Le visage et la norme
Si les variations de visages sont si problématiques à générer avec un réseau de neurones, c’est que la reconnaissance du visage remplit une fonction fondamentale dans notre apprentissage visuel. Les visages se détachent d’un fond, le monde, qui restera pour cette raison un arrière-plan.
On peut remarquer qu’en générant artificiellement des visages, on hésite entre la répétition d’une normalité au réalisme ennuyeux et la variation d’un visage devenu trop rapidement et facilement monstrueux et chaotique. Mais qu’est-ce qui nous dérange dans ce désordre ? Pourquoi n’est-il pas satisfaisant esthétiquement ? Et pourquoi le considérons-nous comme un effet simpliste ?
Si le monstre est un écart par rapport à la norme et si on suppose que la norme est fonction de la genèse d’une cognition, alors le réalisme des images générées par un réseau de neurones dépend d’une reconnaissance surdéterminée par notre genèse. De sorte que sans que les réseaux de neurones artificiels et le développement du cerveau humain puissent être identifiés, il y a entre eux un étrange effet de ressemblance et d’appareillement basé sur leur processus respectif au fil d’une temporalité (nous apprenons à voir selon certains cadres, cadres qui viennent ensuite déterminés notre façon de regarder et d’envisager toutes choses).
J’aimerais revenir sur l’idée que dans la genèse cognitive, les visages se détachent d’un fond qui restera pendant plusieurs mois flou pour le nourrisson.

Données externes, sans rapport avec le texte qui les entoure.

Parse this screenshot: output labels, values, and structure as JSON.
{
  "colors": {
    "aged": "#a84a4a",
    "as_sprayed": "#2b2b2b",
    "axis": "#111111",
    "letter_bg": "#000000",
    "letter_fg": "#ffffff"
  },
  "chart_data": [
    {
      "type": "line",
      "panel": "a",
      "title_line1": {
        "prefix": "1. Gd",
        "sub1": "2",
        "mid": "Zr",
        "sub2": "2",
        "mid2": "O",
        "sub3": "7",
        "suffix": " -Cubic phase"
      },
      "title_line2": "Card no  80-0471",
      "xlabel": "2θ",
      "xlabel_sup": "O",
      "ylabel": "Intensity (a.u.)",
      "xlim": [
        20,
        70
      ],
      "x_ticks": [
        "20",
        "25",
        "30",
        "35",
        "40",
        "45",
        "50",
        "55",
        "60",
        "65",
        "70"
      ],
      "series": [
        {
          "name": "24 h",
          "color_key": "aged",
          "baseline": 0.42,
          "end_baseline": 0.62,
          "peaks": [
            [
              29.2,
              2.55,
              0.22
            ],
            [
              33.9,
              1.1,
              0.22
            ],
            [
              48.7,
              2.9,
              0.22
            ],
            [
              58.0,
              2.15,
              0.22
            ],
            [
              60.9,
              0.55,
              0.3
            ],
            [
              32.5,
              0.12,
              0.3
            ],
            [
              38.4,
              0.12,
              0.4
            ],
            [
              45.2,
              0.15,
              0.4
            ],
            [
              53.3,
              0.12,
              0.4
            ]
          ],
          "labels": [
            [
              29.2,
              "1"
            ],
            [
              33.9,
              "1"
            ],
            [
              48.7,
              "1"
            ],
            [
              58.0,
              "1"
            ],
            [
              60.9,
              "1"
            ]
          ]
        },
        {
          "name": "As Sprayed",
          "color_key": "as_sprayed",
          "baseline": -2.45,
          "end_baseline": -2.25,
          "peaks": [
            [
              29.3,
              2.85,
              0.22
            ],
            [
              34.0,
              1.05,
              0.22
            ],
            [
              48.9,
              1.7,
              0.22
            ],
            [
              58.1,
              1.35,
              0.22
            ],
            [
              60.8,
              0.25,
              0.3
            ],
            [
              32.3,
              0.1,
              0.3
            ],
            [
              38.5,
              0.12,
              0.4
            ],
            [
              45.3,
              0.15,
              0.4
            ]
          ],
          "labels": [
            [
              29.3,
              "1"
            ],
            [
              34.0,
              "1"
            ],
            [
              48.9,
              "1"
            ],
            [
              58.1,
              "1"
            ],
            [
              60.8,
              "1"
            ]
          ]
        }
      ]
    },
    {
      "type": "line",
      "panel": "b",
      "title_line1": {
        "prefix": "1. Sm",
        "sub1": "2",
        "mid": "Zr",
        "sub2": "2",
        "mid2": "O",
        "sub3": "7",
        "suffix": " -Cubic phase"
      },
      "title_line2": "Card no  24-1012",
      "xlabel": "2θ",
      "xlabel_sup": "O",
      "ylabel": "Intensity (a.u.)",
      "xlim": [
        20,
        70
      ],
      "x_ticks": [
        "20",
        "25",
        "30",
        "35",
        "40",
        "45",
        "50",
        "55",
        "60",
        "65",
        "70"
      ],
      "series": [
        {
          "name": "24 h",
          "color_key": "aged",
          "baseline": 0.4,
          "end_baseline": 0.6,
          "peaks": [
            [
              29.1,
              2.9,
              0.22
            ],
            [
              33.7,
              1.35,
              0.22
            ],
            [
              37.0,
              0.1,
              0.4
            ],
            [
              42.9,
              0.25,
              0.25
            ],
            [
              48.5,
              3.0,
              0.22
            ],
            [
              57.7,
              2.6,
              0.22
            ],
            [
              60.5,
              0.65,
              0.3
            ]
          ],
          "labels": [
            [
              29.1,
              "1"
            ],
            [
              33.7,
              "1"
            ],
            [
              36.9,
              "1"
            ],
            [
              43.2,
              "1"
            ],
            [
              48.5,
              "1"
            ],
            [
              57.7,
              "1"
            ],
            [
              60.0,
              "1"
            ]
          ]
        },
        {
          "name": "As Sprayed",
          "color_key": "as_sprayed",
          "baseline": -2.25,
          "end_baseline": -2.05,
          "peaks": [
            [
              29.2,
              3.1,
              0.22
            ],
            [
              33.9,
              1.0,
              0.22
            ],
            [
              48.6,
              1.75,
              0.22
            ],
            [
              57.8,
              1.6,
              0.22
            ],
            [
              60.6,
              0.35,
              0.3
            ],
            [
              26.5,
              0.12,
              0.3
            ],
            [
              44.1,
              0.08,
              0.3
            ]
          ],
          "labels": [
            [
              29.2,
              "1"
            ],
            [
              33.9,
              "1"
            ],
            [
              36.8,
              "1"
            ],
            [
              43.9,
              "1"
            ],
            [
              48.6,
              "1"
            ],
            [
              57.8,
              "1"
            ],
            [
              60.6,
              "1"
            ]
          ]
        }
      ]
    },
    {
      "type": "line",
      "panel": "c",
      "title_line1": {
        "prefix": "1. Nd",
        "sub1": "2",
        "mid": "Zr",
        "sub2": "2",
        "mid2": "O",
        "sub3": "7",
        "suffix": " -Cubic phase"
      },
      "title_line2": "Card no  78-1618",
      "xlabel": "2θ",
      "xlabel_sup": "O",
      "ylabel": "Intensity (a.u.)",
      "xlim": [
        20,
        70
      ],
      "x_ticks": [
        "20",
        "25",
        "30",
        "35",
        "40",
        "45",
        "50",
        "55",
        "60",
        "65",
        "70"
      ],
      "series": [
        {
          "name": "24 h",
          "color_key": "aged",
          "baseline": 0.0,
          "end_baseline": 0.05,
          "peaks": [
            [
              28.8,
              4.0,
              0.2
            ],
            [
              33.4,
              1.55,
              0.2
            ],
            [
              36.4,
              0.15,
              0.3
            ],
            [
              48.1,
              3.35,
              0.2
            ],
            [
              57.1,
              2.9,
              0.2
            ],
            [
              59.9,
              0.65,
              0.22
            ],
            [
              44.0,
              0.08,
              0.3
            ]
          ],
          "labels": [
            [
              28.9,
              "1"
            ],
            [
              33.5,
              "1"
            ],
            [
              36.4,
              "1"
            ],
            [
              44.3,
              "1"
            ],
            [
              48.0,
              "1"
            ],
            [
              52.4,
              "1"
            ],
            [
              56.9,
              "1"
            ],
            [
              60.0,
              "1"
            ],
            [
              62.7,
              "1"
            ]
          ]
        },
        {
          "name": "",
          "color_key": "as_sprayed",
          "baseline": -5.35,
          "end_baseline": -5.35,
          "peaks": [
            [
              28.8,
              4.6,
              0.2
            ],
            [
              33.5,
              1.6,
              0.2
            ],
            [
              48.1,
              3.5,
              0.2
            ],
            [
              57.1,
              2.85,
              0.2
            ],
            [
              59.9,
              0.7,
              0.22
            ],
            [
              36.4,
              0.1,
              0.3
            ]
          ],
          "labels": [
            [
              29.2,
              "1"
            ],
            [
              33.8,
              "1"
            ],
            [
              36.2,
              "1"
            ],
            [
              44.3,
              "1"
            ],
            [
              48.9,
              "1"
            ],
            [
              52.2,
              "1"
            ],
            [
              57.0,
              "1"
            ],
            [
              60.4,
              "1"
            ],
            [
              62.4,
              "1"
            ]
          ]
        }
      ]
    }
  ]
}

Sans vouloir naturaliser par là même une certaine relation au monde, il est difficile de laisser de côté la possibilité que cette expérience fondatrice soit sans conséquence dans notre relation au monde : ce qui est d’abord familier ce sont les visages, leurs expressions, source première et inépuisable de mimétisme. Le monde est d’abord indistinct, comme si la mise au point n’avait pas été faite, puis apparait lentement, se détache à partir des premières formes humaines. De sorte que le monde non humain sera considéré comme un arrière-plan, comme quelque chose derrière sur lequel nous nous découpons. Ce n’est pas la première et seule cause de notre relation anthropocentrée et instrumentale au monde, mais sans doute ceci y participe.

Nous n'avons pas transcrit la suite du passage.